Withypool and Tarr Steps – Walk Idea

Over in neighbouring Somerset and embedded within Exmoor lies the local ambler’s hotspot Tarr Steps. It is a stone’s throw from North Devon that is too good to miss.

Why it’s on my list

Exmoor is a chocolate box of walks. Short walks, long walks, coastal walks, inland walks, easy walks, harder walks – it’s like picking whether you fancy a nibble of caramel or a Turkish delight. Tarr Steps was recommended by the in-laws, who recently enjoyed a walk to the steps followed by a commendable pub lunch. The pub lunch can be saved for another day and another blog, so on a sunny Sunday we headed off to Withypool to start the walk.

I have to be honest – I didn’t realise we weren’t in North Devon anymore until we were driving home and passed a sign that welcomed us back to Devon. As it turns out, about two thirds of Exmoor lies in Somerset! Regardless it was a great walk, and although I set out to write solely about North Devon, this walk is well worth crossing the border for.

Walk Information

Location: 36-minute drive from Barnstaple.

Parking: Free car park. If it’s full there is usually space to park on the road with lots of room for passing vehicles.

Length of walk: About 4.5 hours. 9.5 miles.

Type of walk: Circular. Moderate, with one challenging uphill. Riverside walk followed by moorland.

Overall verdict

This walk is a fantastic way to spend a sunny morning or afternoon. The riverside walk is lovely, quiet and calm, and the view towards the end of the walk are magnificent. I’m very glad we saved our Thermos of tea for that viewpoint. I can imagine the riverside part getting a little muddy in poor weather, and we had a slight diversion to follow because of it, but what else to expect from nature? It was sunny when we visited, so the only surplus we had to contend with were the other visitors gathering around Tarr Steps, likewise appreciating the fine weather, cool river water and excellent pub.

The route

The full route is available in Pathfinder Exmoor and the Quantocks, available here on Amazon. If you like circular walks, you’ll get a lot of use out of this book.

Starting from Withypool car park you walk along the main road for a little while. I say main, but it is a sleepy, secluded village so we only passed a couple of cars and people.

After turning off the road onto a footpath signposted to Tarr Steps, it is a simple case of following the river. It’s peaceful and calming, with life occasionally making itself known again. For us, this came in the form of two people galloping through a wide, open field on their horses. They trotted on into the woodland and we followed, with lots of bluebells to see on the way.

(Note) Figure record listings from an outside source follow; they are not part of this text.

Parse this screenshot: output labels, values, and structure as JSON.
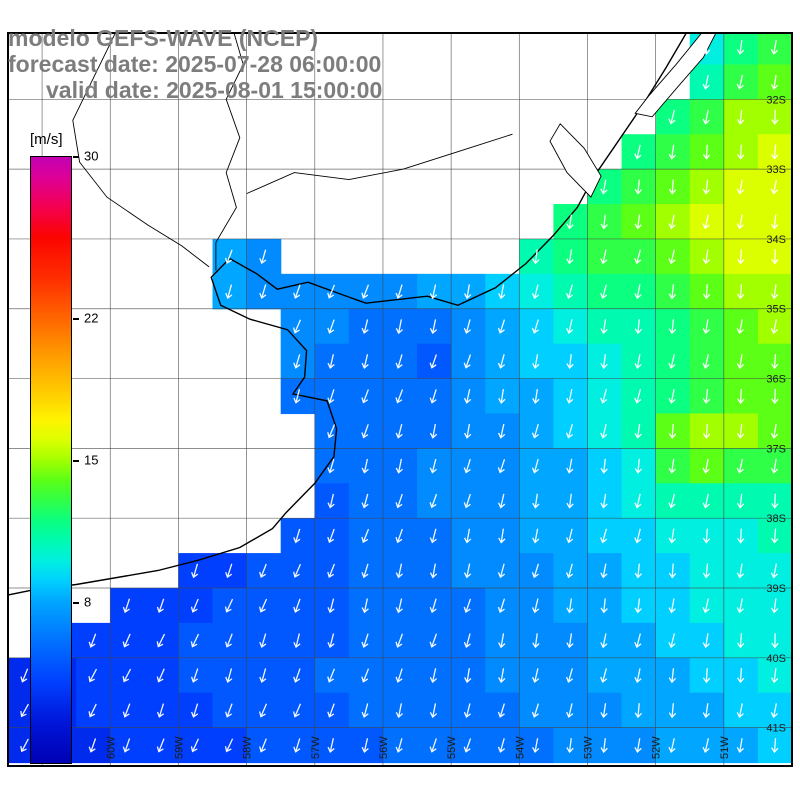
{
  "header": {
    "line1": "modelo GEFS-WAVE (NCEP)",
    "line2": "forecast date: 2025-07-28 06:00:00",
    "line3": "valid date: 2025-08-01 15:00:00",
    "color": "#7d7d7d"
  },
  "colorbar": {
    "unit_label": "[m/s]",
    "min": 0,
    "max": 30,
    "ticks": [
      30,
      22,
      15,
      8
    ],
    "stops": [
      {
        "v": 0,
        "c": "#0000b4"
      },
      {
        "v": 2,
        "c": "#0016d9"
      },
      {
        "v": 4,
        "c": "#013fff"
      },
      {
        "v": 6,
        "c": "#0170ff"
      },
      {
        "v": 8,
        "c": "#00a6ff"
      },
      {
        "v": 9,
        "c": "#00cfff"
      },
      {
        "v": 10,
        "c": "#00efe0"
      },
      {
        "v": 11,
        "c": "#00fbb0"
      },
      {
        "v": 12,
        "c": "#0bff80"
      },
      {
        "v": 13,
        "c": "#30ff48"
      },
      {
        "v": 14,
        "c": "#5cff16"
      },
      {
        "v": 15,
        "c": "#a2ff00"
      },
      {
        "v": 16,
        "c": "#dcff00"
      },
      {
        "v": 17,
        "c": "#fff300"
      },
      {
        "v": 18,
        "c": "#ffd500"
      },
      {
        "v": 20,
        "c": "#ffa000"
      },
      {
        "v": 22,
        "c": "#ff6600"
      },
      {
        "v": 24,
        "c": "#ff2d00"
      },
      {
        "v": 26,
        "c": "#fb0500"
      },
      {
        "v": 27.5,
        "c": "#f4004f"
      },
      {
        "v": 29,
        "c": "#dc0098"
      },
      {
        "v": 30,
        "c": "#c300b2"
      }
    ]
  },
  "map": {
    "lon_min": -61.5,
    "lon_max": -50.0,
    "lat_max": -31.05,
    "lat_min": -41.55,
    "grid_lons": [
      -61,
      -60,
      -59,
      -58,
      -57,
      -56,
      -55,
      -54,
      -53,
      -52,
      -51
    ],
    "grid_lats": [
      -32,
      -33,
      -34,
      -35,
      -36,
      -37,
      -38,
      -39,
      -40,
      -41
    ],
    "lat_labels": [
      [
        -32,
        "32S"
      ],
      [
        -33,
        "33S"
      ],
      [
        -34,
        "34S"
      ],
      [
        -35,
        "35S"
      ],
      [
        -36,
        "36S"
      ],
      [
        -37,
        "37S"
      ],
      [
        -38,
        "38S"
      ],
      [
        -39,
        "39S"
      ],
      [
        -40,
        "40S"
      ],
      [
        -41,
        "41S"
      ]
    ],
    "lon_labels": [
      [
        -60,
        "60W"
      ],
      [
        -59,
        "59W"
      ],
      [
        -58,
        "58W"
      ],
      [
        -57,
        "57W"
      ],
      [
        -56,
        "56W"
      ],
      [
        -55,
        "55W"
      ],
      [
        -54,
        "54W"
      ],
      [
        -53,
        "53W"
      ],
      [
        -52,
        "52W"
      ],
      [
        -51,
        "51W"
      ]
    ]
  },
  "field": {
    "units": "m/s",
    "lon0": -61.5,
    "lat0": -31.0,
    "dlon": 0.5,
    "dlat": 0.5,
    "values": [
      [
        null,
        null,
        null,
        null,
        null,
        null,
        null,
        null,
        null,
        null,
        null,
        null,
        null,
        null,
        null,
        null,
        null,
        null,
        null,
        null,
        10,
        12,
        13
      ],
      [
        null,
        null,
        null,
        null,
        null,
        null,
        null,
        null,
        null,
        null,
        null,
        null,
        null,
        null,
        null,
        null,
        null,
        null,
        null,
        null,
        11,
        13,
        14
      ],
      [
        null,
        null,
        null,
        null,
        null,
        null,
        null,
        null,
        null,
        null,
        null,
        null,
        null,
        null,
        null,
        null,
        null,
        null,
        null,
        12,
        13,
        15,
        15
      ],
      [
        null,
        null,
        null,
        null,
        null,
        null,
        null,
        null,
        null,
        null,
        null,
        null,
        null,
        null,
        null,
        null,
        null,
        null,
        12,
        13,
        14,
        15,
        16
      ],
      [
        null,
        null,
        null,
        null,
        null,
        null,
        null,
        null,
        null,
        null,
        null,
        null,
        null,
        null,
        null,
        null,
        null,
        12,
        13,
        14,
        15,
        16,
        16
      ],
      [
        null,
        null,
        null,
        null,
        null,
        null,
        null,
        null,
        null,
        null,
        null,
        null,
        null,
        null,
        null,
        null,
        12,
        13,
        14,
        15,
        16,
        16,
        16
      ],
      [
        null,
        null,
        null,
        null,
        null,
        null,
        8,
        7,
        null,
        null,
        null,
        null,
        null,
        null,
        null,
        11,
        12,
        13,
        13,
        14,
        15,
        16,
        16
      ],
      [
        null,
        null,
        null,
        null,
        null,
        null,
        8,
        7,
        7,
        7,
        7,
        7,
        8,
        8,
        9,
        10,
        11,
        12,
        12,
        13,
        14,
        15,
        15
      ],
      [
        null,
        null,
        null,
        null,
        null,
        null,
        null,
        null,
        7,
        7,
        6,
        6,
        6,
        7,
        8,
        9,
        10,
        11,
        11,
        12,
        13,
        14,
        15
      ],
      [
        null,
        null,
        null,
        null,
        null,
        null,
        null,
        null,
        7,
        6,
        6,
        6,
        5,
        7,
        8,
        9,
        9,
        10,
        11,
        12,
        13,
        14,
        14
      ],
      [
        null,
        null,
        null,
        null,
        null,
        null,
        null,
        null,
        6,
        6,
        6,
        6,
        6,
        7,
        8,
        8,
        9,
        10,
        11,
        12,
        13,
        14,
        14
      ],
      [
        null,
        null,
        null,
        null,
        null,
        null,
        null,
        null,
        null,
        6,
        6,
        6,
        6,
        7,
        7,
        8,
        9,
        10,
        11,
        14,
        15,
        15,
        14
      ],
      [
        null,
        null,
        null,
        null,
        null,
        null,
        null,
        null,
        null,
        6,
        6,
        6,
        7,
        7,
        7,
        8,
        8,
        9,
        10,
        13,
        14,
        13,
        13
      ],
      [
        null,
        null,
        null,
        null,
        null,
        null,
        null,
        null,
        null,
        5,
        6,
        6,
        7,
        7,
        7,
        8,
        8,
        9,
        10,
        11,
        11,
        11,
        11
      ],
      [
        null,
        null,
        null,
        null,
        null,
        null,
        null,
        null,
        5,
        5,
        6,
        6,
        6,
        7,
        7,
        8,
        8,
        9,
        9,
        10,
        10,
        10,
        11
      ],
      [
        null,
        null,
        null,
        null,
        null,
        4,
        4,
        5,
        5,
        5,
        6,
        6,
        6,
        7,
        7,
        7,
        8,
        8,
        9,
        9,
        10,
        10,
        10
      ],
      [
        null,
        null,
        null,
        4,
        4,
        4,
        5,
        5,
        5,
        5,
        6,
        6,
        6,
        6,
        7,
        7,
        8,
        8,
        9,
        9,
        10,
        10,
        10
      ],
      [
        null,
        4,
        4,
        4,
        4,
        5,
        5,
        5,
        5,
        5,
        6,
        6,
        6,
        6,
        7,
        7,
        7,
        8,
        8,
        9,
        9,
        10,
        10
      ],
      [
        3,
        3,
        4,
        4,
        4,
        5,
        5,
        5,
        5,
        6,
        6,
        6,
        6,
        6,
        7,
        7,
        7,
        8,
        8,
        8,
        9,
        9,
        10
      ],
      [
        3,
        3,
        4,
        4,
        4,
        4,
        5,
        5,
        5,
        5,
        6,
        6,
        6,
        6,
        6,
        7,
        7,
        7,
        8,
        8,
        8,
        9,
        9
      ],
      [
        3,
        3,
        3,
        4,
        4,
        4,
        4,
        5,
        5,
        5,
        5,
        6,
        6,
        6,
        6,
        6,
        7,
        7,
        7,
        8,
        8,
        8,
        9
      ]
    ]
  },
  "arrows": {
    "color": "#ffffff",
    "rot_east_deg": 6,
    "rot_west_deg": 26
  },
  "coast": {
    "color": "#000000",
    "mainline": [
      [
        -51.55,
        -31.05
      ],
      [
        -51.85,
        -31.55
      ],
      [
        -52.2,
        -32.1
      ],
      [
        -52.55,
        -32.6
      ],
      [
        -52.9,
        -33.1
      ],
      [
        -53.15,
        -33.55
      ],
      [
        -53.5,
        -33.95
      ],
      [
        -53.9,
        -34.35
      ],
      [
        -54.35,
        -34.7
      ],
      [
        -54.9,
        -34.95
      ],
      [
        -55.35,
        -34.82
      ],
      [
        -55.9,
        -34.88
      ],
      [
        -56.25,
        -34.92
      ],
      [
        -56.65,
        -34.78
      ],
      [
        -57.1,
        -34.62
      ],
      [
        -57.55,
        -34.72
      ],
      [
        -57.85,
        -34.5
      ],
      [
        -58.25,
        -34.28
      ],
      [
        -58.52,
        -34.55
      ],
      [
        -58.38,
        -34.95
      ],
      [
        -57.95,
        -35.15
      ],
      [
        -57.4,
        -35.3
      ],
      [
        -57.12,
        -35.6
      ],
      [
        -57.15,
        -35.98
      ],
      [
        -57.32,
        -36.22
      ],
      [
        -56.82,
        -36.32
      ],
      [
        -56.68,
        -36.72
      ],
      [
        -56.72,
        -37.12
      ],
      [
        -57.0,
        -37.5
      ],
      [
        -57.42,
        -37.92
      ],
      [
        -57.62,
        -38.15
      ],
      [
        -58.1,
        -38.42
      ],
      [
        -58.7,
        -38.6
      ],
      [
        -59.3,
        -38.75
      ],
      [
        -59.9,
        -38.85
      ],
      [
        -60.5,
        -38.95
      ],
      [
        -61.1,
        -39.02
      ],
      [
        -61.6,
        -39.12
      ]
    ],
    "rivers": [
      [
        [
          -58.2,
          -31.0
        ],
        [
          -58.05,
          -31.5
        ],
        [
          -58.3,
          -32.0
        ],
        [
          -58.1,
          -32.55
        ],
        [
          -58.3,
          -33.05
        ],
        [
          -58.15,
          -33.55
        ],
        [
          -58.45,
          -34.05
        ],
        [
          -58.45,
          -34.45
        ]
      ],
      [
        [
          -59.9,
          -31.0
        ],
        [
          -60.25,
          -31.7
        ],
        [
          -60.55,
          -32.3
        ],
        [
          -60.45,
          -32.9
        ],
        [
          -60.05,
          -33.4
        ],
        [
          -59.45,
          -33.8
        ],
        [
          -58.95,
          -34.1
        ],
        [
          -58.55,
          -34.4
        ]
      ],
      [
        [
          -54.1,
          -32.5
        ],
        [
          -54.9,
          -32.75
        ],
        [
          -55.7,
          -33.0
        ],
        [
          -56.5,
          -33.15
        ],
        [
          -57.3,
          -33.05
        ],
        [
          -58.0,
          -33.35
        ]
      ]
    ],
    "lagoons": [
      [
        [
          -53.4,
          -32.35
        ],
        [
          -53.05,
          -32.7
        ],
        [
          -52.8,
          -33.1
        ],
        [
          -52.95,
          -33.4
        ],
        [
          -53.3,
          -33.05
        ],
        [
          -53.55,
          -32.6
        ],
        [
          -53.4,
          -32.35
        ]
      ],
      [
        [
          -51.3,
          -31.02
        ],
        [
          -51.7,
          -31.5
        ],
        [
          -52.1,
          -31.95
        ],
        [
          -52.3,
          -32.2
        ],
        [
          -52.05,
          -32.25
        ],
        [
          -51.7,
          -31.85
        ],
        [
          -51.3,
          -31.4
        ],
        [
          -51.1,
          -31.02
        ]
      ]
    ]
  }
}
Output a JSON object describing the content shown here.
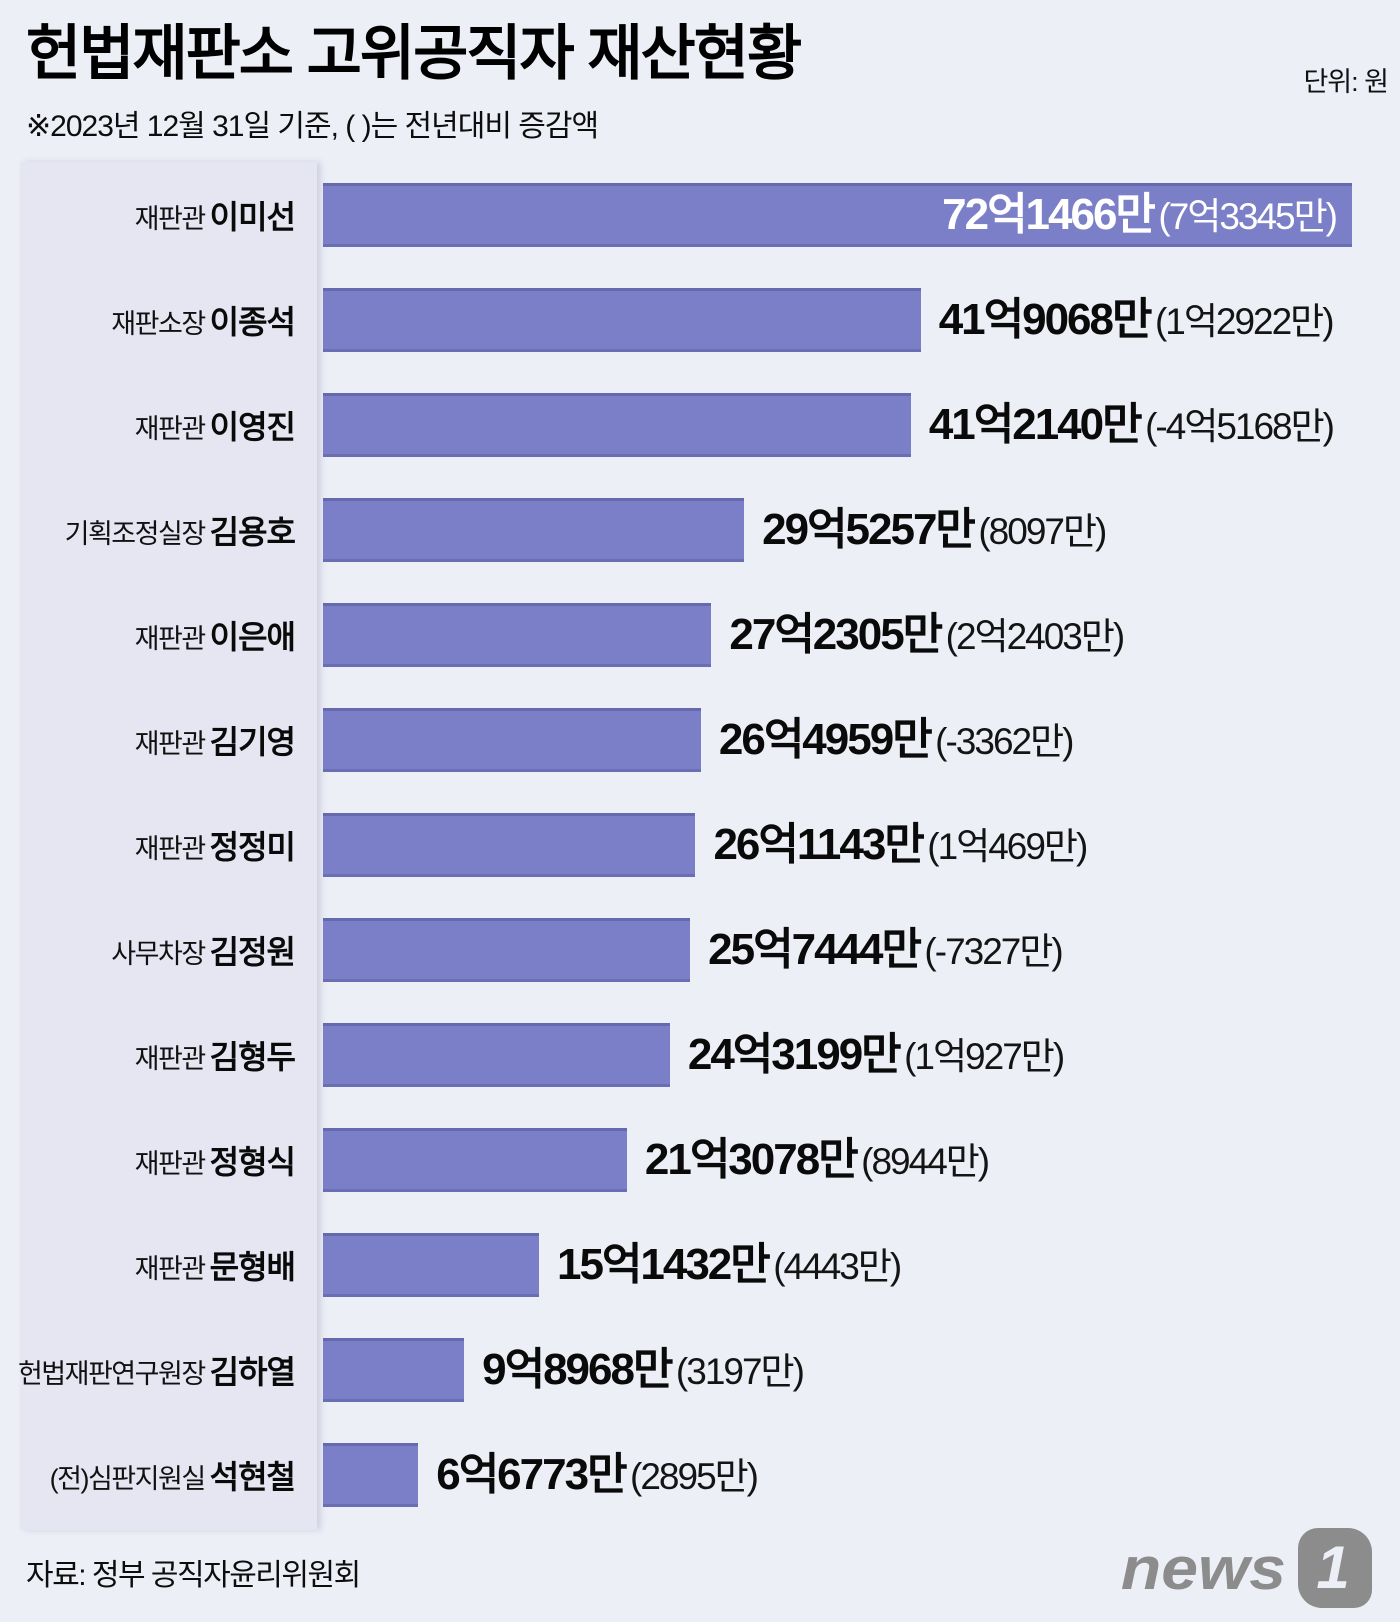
{
  "header": {
    "title": "헌법재판소 고위공직자 재산현황",
    "unit": "단위: 원",
    "subtitle": "※2023년 12월 31일 기준, ( )는 전년대비 증감액"
  },
  "chart_data": {
    "type": "bar",
    "orientation": "horizontal",
    "value_unit": "만원",
    "max_value": 721466,
    "bar_color": "#7b7fc7",
    "panel_color": "#e5e6f2",
    "background_color": "#edeff7",
    "grid": false,
    "legend": false,
    "categories": [
      "재판관 이미선",
      "재판소장 이종석",
      "재판관 이영진",
      "기획조정실장 김용호",
      "재판관 이은애",
      "재판관 김기영",
      "재판관 정정미",
      "사무차장 김정원",
      "재판관 김형두",
      "재판관 정형식",
      "재판관 문형배",
      "헌법재판연구원장 김하열",
      "(전)심판지원실 석현철"
    ],
    "values": [
      721466,
      419068,
      412140,
      295257,
      272305,
      264959,
      261143,
      257444,
      243199,
      213078,
      151432,
      98968,
      66773
    ],
    "changes": [
      73345,
      12922,
      -45168,
      8097,
      22403,
      -3362,
      10469,
      -7327,
      10927,
      8944,
      4443,
      3197,
      2895
    ],
    "rows": [
      {
        "role": "재판관",
        "name": "이미선",
        "value": 721466,
        "value_label": "72억1466만",
        "change_label": "(7억3345만)",
        "value_inside": true
      },
      {
        "role": "재판소장",
        "name": "이종석",
        "value": 419068,
        "value_label": "41억9068만",
        "change_label": "(1억2922만)",
        "value_inside": false
      },
      {
        "role": "재판관",
        "name": "이영진",
        "value": 412140,
        "value_label": "41억2140만",
        "change_label": "(-4억5168만)",
        "value_inside": false
      },
      {
        "role": "기획조정실장",
        "name": "김용호",
        "value": 295257,
        "value_label": "29억5257만",
        "change_label": "(8097만)",
        "value_inside": false
      },
      {
        "role": "재판관",
        "name": "이은애",
        "value": 272305,
        "value_label": "27억2305만",
        "change_label": "(2억2403만)",
        "value_inside": false
      },
      {
        "role": "재판관",
        "name": "김기영",
        "value": 264959,
        "value_label": "26억4959만",
        "change_label": "(-3362만)",
        "value_inside": false
      },
      {
        "role": "재판관",
        "name": "정정미",
        "value": 261143,
        "value_label": "26억1143만",
        "change_label": "(1억469만)",
        "value_inside": false
      },
      {
        "role": "사무차장",
        "name": "김정원",
        "value": 257444,
        "value_label": "25억7444만",
        "change_label": "(-7327만)",
        "value_inside": false
      },
      {
        "role": "재판관",
        "name": "김형두",
        "value": 243199,
        "value_label": "24억3199만",
        "change_label": "(1억927만)",
        "value_inside": false
      },
      {
        "role": "재판관",
        "name": "정형식",
        "value": 213078,
        "value_label": "21억3078만",
        "change_label": "(8944만)",
        "value_inside": false
      },
      {
        "role": "재판관",
        "name": "문형배",
        "value": 151432,
        "value_label": "15억1432만",
        "change_label": "(4443만)",
        "value_inside": false
      },
      {
        "role": "헌법재판연구원장",
        "name": "김하열",
        "value": 98968,
        "value_label": "9억8968만",
        "change_label": "(3197만)",
        "value_inside": false
      },
      {
        "role": "(전)심판지원실",
        "name": "석현철",
        "value": 66773,
        "value_label": "6억6773만",
        "change_label": "(2895만)",
        "value_inside": false
      }
    ]
  },
  "footer": {
    "source": "자료: 정부 공직자윤리위원회",
    "logo_text": "news",
    "logo_badge": "1"
  }
}
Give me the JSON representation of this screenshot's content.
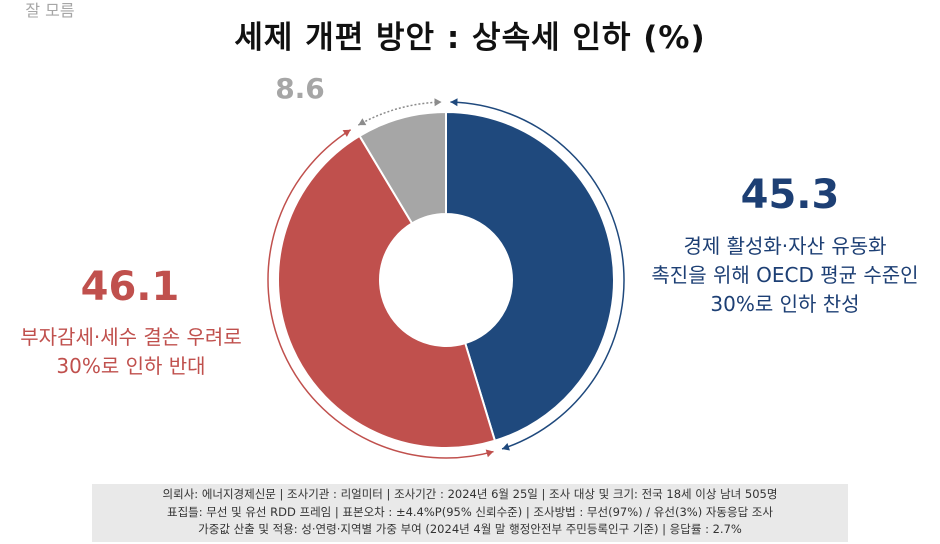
{
  "title": "세제 개편 방안 : 상속세 인하 (%)",
  "chart_data": {
    "type": "pie",
    "donut": true,
    "slices": [
      {
        "label": "경제 활성화·자산 유동화 촉진을 위해 OECD 평균 수준인 30%로 인하 찬성",
        "value": 45.3,
        "color": "#1f497d"
      },
      {
        "label": "부자감세·세수 결손 우려로 30%로 인하 반대",
        "value": 46.1,
        "color": "#c0504d"
      },
      {
        "label": "잘 모름",
        "value": 8.6,
        "color": "#a6a6a6"
      }
    ]
  },
  "annotations": {
    "blue": {
      "value": "45.3",
      "lines": [
        "경제 활성화·자산 유동화",
        "촉진을 위해 OECD 평균 수준인",
        "30%로 인하 찬성"
      ]
    },
    "red": {
      "value": "46.1",
      "lines": [
        "부자감세·세수 결손 우려로",
        "30%로 인하 반대"
      ]
    },
    "gray": {
      "value": "8.6",
      "label": "잘 모름"
    }
  },
  "footer": {
    "lines": [
      "의뢰사: 에너지경제신문 | 조사기관 : 리얼미터  |  조사기간 : 2024년 6월 25일 | 조사 대상 및 크기: 전국 18세 이상 남녀 505명",
      "표집틀: 무선 및 유선 RDD 프레임 | 표본오차 : ±4.4%P(95% 신뢰수준) | 조사방법 : 무선(97%) / 유선(3%) 자동응답 조사",
      "가중값 산출 및 적용: 성·연령·지역별 가중 부여 (2024년 4월 말 행정안전부 주민등록인구 기준) | 응답률 : 2.7%"
    ]
  }
}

As we got closer to Tarr Steps there were more people, who had likely driven there and were exploring a little before lying down for a snooze in the sun. Tarr Steps itself was pretty as always. We visited one Christmas a fair few years ago and had a fantastic burger at the pub. Their burger relish will always be remembered as the best of my life.

We decided to move on from the gathering spot to head on up the hill towards Parsonage Farm, where we had our lunch. Carrying on past the two farms in the route, the second being Westwater Farm, we found ourselves heading on to the open moorland of Withypool Hill, where we saw cows, horses and tried in vain to find the Bronze Age circle mentioned in the route guide. It looks like the below apparently, so good luck finding it!

Withypool Stone Circle

Image credit: Ethan Doyle White at English Wikipedia

Otherwise, heading on up to the top of the hill offers a worthy view for such a climb as we did before lunch. After sipping on a cup of tea and taking far more photographs than was necessary, we descended the hill into Withypool, where we were greeted by a sign and our car shortly after.

Welcome to Withypool

The best

The view from atop Withypool Hill was my highlight. I like climbing to a summit, far-reaching views and the feeling of space and openness that moorland often gives – it’s easy to feel small in the vastness of the grass and sky that surround you, and it puts life’s problems into perspective.

Top of Withypool Hill

Coming down from these lofty, philosophical heights, the views and aspect of Withypool Hill are both stunning and soothing, relaxing and refreshing. A great reward after a tough climb. Which leads me on to…

Not the best

To be fair there was only one tough climb, and the only reason I was not having the best time was because lunch was in the backpack and we hadn’t found just the right spot to have it yet (Tarr Steps being full with people sunbathing, walking, paddling and generally having a lovely time) so we had to walk up the steepest part of the hill with no discernible lunch spot in sight. It arrived not long after, but it was atop a grassy mound in between two fields full of sheep and some barbed wire!

If we did this walk again we would follow the plan of my in-laws – get up a bit earlier to start the walk and end with a well-deserved pub lunch at the Royal Oak. Just remember to still bring a flask of tea for when you get to the top of Withypool Hill.

The Royal Oak in Withypool

Top tip

On a sunny day you can expect it to be busy both in Withypool car park and at Tarr Steps. If this would bother you, get up a bit earlier and beat the rush. You may also make it in time for that pub lunch!